Les Etats-Unis et le Japon, dont des ressortissants figurent parmi les otages détenus par un groupe armée qualifié de djihadiste dans un complexe gazier à In Amenas (sud algérien), ont lancé un avertissement à l’Algérie pour qu’elle préserve la vie des captifs, alors que le Conseil de sécurité de l’ONU a condamné « dans les termes les plus vifs l’attaque terroriste« .
Le groupe avait fait état la veille de trois Belges, deux Américains, un Japonais et un Britannique encore entre ses mains.

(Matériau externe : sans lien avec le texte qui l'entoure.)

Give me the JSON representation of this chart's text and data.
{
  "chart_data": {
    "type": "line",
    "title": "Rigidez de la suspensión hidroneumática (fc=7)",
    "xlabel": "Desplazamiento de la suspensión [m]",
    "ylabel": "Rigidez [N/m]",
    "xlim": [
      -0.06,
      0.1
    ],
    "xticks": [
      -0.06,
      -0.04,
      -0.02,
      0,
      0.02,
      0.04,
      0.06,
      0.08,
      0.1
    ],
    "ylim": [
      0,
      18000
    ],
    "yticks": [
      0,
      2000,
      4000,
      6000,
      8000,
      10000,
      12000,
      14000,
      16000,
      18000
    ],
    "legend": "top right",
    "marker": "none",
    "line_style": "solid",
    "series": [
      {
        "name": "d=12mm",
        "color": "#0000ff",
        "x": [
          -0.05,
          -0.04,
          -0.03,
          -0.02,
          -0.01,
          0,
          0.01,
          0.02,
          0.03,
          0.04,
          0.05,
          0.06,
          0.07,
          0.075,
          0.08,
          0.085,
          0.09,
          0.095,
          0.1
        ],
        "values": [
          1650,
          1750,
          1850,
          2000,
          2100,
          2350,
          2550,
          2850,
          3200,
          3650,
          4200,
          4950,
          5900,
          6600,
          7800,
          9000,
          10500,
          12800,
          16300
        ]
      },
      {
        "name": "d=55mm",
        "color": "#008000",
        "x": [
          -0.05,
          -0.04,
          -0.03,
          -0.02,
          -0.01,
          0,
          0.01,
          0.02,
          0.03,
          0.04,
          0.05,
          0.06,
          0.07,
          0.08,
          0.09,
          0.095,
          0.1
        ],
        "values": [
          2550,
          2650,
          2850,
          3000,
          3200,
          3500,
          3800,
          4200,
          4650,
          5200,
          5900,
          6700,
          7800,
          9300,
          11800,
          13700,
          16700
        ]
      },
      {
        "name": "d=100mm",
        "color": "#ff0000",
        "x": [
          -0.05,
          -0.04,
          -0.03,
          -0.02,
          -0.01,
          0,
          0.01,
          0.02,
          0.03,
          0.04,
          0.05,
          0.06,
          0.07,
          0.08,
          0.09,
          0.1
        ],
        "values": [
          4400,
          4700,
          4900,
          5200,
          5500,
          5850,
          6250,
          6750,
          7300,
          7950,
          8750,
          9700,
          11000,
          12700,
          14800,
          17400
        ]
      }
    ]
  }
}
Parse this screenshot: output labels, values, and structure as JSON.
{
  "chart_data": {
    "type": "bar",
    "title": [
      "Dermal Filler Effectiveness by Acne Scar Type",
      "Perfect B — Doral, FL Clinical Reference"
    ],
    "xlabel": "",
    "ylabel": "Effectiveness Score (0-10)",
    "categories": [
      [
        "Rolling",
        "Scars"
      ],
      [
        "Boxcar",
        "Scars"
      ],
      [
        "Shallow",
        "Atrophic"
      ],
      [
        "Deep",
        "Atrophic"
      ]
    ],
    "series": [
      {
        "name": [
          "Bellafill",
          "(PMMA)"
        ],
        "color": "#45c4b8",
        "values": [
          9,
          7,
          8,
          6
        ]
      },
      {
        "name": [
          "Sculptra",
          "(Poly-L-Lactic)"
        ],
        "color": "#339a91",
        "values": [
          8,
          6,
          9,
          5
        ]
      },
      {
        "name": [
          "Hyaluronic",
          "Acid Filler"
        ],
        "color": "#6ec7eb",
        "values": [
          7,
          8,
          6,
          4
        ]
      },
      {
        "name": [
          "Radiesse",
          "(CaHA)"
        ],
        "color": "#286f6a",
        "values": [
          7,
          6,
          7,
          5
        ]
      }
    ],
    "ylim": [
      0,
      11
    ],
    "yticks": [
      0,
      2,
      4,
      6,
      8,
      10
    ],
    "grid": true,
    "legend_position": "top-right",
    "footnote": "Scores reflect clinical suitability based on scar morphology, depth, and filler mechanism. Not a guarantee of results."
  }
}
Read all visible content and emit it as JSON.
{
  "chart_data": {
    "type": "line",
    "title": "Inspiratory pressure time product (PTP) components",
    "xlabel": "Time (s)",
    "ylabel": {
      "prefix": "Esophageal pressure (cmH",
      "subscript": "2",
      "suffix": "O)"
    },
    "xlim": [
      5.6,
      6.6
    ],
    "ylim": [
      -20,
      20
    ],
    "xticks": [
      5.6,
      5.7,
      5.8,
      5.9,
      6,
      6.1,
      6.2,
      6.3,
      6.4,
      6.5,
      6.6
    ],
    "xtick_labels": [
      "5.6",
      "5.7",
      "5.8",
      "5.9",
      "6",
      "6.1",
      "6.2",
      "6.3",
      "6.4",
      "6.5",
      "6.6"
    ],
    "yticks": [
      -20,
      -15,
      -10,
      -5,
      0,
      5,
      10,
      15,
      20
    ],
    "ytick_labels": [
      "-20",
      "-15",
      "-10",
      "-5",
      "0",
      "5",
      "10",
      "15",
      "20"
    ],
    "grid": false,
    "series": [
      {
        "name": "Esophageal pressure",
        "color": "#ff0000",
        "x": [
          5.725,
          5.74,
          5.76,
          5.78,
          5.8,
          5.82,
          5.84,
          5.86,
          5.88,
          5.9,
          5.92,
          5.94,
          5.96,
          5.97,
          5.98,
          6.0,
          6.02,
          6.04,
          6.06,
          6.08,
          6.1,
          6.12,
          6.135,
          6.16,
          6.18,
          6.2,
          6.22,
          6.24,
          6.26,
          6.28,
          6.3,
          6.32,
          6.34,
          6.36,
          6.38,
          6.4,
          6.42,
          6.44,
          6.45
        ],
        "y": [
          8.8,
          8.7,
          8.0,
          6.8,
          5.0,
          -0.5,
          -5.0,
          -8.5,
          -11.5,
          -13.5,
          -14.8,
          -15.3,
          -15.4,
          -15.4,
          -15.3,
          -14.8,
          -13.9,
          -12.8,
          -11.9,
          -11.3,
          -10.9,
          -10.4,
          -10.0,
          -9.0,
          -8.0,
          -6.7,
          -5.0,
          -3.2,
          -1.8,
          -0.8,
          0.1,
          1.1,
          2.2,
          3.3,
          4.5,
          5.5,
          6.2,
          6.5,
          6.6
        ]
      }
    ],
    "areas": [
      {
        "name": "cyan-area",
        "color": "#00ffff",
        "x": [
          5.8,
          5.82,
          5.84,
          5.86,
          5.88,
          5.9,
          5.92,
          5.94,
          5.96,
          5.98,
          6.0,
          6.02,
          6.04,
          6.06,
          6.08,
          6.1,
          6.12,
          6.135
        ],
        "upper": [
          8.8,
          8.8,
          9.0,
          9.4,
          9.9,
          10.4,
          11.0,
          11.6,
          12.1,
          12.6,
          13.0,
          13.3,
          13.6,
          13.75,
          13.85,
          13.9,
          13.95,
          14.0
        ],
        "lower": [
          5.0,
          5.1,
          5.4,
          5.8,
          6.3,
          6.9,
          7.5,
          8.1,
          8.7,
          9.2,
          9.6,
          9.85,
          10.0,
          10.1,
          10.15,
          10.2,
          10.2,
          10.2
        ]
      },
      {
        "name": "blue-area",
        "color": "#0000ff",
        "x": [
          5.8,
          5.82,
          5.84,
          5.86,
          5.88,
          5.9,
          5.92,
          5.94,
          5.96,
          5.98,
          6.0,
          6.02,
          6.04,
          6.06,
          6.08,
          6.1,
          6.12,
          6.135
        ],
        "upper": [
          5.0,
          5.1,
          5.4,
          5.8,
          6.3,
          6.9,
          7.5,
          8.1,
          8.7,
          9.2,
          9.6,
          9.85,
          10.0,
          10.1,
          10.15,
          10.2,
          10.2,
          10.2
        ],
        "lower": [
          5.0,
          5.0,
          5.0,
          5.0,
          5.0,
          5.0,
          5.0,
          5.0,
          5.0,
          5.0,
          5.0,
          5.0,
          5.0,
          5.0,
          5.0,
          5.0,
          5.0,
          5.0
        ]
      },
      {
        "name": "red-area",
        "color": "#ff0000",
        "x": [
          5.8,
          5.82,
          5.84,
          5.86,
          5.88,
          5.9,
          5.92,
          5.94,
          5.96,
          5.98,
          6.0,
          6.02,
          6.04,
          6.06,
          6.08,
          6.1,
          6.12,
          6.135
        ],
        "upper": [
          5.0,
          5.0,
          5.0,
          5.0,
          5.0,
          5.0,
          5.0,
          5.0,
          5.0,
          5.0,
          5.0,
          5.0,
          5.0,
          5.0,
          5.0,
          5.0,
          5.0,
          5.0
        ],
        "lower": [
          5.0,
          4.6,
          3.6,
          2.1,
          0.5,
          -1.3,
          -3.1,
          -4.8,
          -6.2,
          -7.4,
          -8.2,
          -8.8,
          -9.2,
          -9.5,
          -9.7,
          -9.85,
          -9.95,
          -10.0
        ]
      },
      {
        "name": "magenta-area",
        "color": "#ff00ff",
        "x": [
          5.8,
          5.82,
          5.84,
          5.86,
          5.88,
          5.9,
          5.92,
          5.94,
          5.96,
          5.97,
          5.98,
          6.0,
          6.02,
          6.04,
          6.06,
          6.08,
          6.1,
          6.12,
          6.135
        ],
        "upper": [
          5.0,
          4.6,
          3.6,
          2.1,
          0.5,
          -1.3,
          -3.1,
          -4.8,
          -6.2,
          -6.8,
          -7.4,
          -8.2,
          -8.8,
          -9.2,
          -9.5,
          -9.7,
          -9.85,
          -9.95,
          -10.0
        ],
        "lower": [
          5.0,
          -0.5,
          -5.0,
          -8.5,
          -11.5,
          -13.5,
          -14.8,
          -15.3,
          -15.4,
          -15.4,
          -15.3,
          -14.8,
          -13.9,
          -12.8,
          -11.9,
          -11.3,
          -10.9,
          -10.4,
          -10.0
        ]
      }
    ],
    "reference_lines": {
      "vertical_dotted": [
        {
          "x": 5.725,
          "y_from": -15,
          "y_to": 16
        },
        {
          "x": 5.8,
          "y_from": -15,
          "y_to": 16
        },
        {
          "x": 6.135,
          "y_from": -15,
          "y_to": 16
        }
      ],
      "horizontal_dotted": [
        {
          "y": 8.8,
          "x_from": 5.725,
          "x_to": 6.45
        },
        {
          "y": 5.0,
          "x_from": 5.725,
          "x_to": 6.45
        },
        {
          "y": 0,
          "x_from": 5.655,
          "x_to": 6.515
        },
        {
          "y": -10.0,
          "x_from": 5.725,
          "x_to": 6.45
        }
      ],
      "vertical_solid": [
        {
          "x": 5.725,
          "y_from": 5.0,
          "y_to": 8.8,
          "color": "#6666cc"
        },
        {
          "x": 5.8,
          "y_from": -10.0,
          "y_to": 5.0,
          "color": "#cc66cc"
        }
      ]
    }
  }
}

La Belgique a toutefois indiqué ne disposer d’aucun indice sur la présence de Belges parmi les otages.
Selon un bilan provisoire de l’assaut fourni vendredi par une source de la sécurité, 12 otages et 18 ravisseurs ont été tués, et une centaine d’otages étrangers -sur 132- libérés, ainsi que 573 employés algériens. Elle ne précise cependant pas le nombre et la nationalité des victimes.
Selon le groupe armé, 34 étrangers ont péri dans l’assaut.
Washington a annoncé la mort d’un Américain et Paris a fait état d’un Français tué, précisant qu’aucun de ses ressortissants n’était détenu.
Selon la chaîne de télévision américaine NBC News, le sort de deux Américains demeurait inconnu. Six ressortissants norvégiens sont portés manquants, a annoncé par ailleurs le groupe pétrolier Statoil qui gère le site avec l’Algérien Sonatrach et le Britannique BP.